Baader zufolge ist Hegels Philosophie das Autodafé der bisherigen Philosophie. Ist sie nicht zugleich die descensio ad inferos?
Gehören nicht die Ansätze zur Reflexion in der kantischen Lehre von den subjektiven Formen der Anschauung, in den Ansätzen zur Wissenschaftskritik in der Begründung der Naturwissenschaften, zu den Motiven, die Kant dann in seiner Kritik der Urteilskraft zu entfalten versucht, während der Deutsche Idealismus alle Kraft darauf verwendet hat, die sprengende Kraft des reflektierenden Urteils wie in den Bann des bestimmenden Urteils einzubinden? Ausdruck des Gewaltakts in diesen Bemühungen ist die Idee des Absoluten. Theologie beginnt dort, wo die Idee des Absoluten aufhört, seine Absolutheit zu behaupten, und reflexionsfähig wird. Die Idee des Absoluten ist das telos der Geschichte der Verhärtung des Herzens Pharaos: die Finsternis und in ihr die Tötung der Erstgeburt. – Ist nicht Israel diese Erstgeburt?

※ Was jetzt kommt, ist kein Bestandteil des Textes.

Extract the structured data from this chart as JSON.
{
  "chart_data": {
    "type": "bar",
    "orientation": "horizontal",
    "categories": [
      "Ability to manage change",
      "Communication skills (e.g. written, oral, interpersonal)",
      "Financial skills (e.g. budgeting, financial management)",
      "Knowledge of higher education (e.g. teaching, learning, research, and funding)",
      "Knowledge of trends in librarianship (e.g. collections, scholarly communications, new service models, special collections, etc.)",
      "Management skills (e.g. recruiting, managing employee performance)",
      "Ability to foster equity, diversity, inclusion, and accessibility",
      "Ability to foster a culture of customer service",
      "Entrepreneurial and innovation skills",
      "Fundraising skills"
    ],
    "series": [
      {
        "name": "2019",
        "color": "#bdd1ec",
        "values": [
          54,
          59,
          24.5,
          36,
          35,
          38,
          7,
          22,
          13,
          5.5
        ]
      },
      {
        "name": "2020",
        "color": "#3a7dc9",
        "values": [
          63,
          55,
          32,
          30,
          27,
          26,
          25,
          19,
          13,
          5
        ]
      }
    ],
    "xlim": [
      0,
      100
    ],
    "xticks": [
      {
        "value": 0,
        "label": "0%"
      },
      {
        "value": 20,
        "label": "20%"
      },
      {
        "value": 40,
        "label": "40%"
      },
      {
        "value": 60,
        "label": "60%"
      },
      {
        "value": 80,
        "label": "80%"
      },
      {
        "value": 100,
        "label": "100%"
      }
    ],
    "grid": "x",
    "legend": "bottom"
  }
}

Ist der Trieb, gut zu sein, nicht der Trieb des Lebendigen überhaupt, und sind die Pflanzen und die Tiere nicht unterschiedliche Phasen und Ausprägungen seiner gehemmten Manifestation?
Barmherzigkeit ist die Fähigkeit, das Gut-sein-Wollen auch in seinen entstelltesten Manifestationen (auf seinen Irrtumswegen) noch zu erkennen. Hat der biblische Begriff des Blutes etwas hiermit zu tun? Steckt nicht in dem Ruf „Sein Blut komme über uns und unsere Kinder“ noch der bewußtlose Wunsch nach der Reinigung durch dieses Blut? Erst das Christentum hat aus diesem Satz die Rechtfertigung des Mords abgeleitet (und aus der Opfertheologie, die eine Barmherzigkeitstheologie ist, eine Metzgertheologie gemacht).
Barmherzigkeit ist die Kraft zur Auflösung des Rachetriebs durch Reflexion.
Die Geschichte der Staaten ist die Gattungsgeschichte der Menschheit. Deshalb ist die Sexualmoral im Ursprung politische Moral, und deshalb wird der Taumelbecher, der Kelch des göttlichen Zorns und Grimms, am Ende zum Unzuchtsbecher.
Weil der Eckstein verworfen wurde, wird kein Stein auf dem andern bleiben.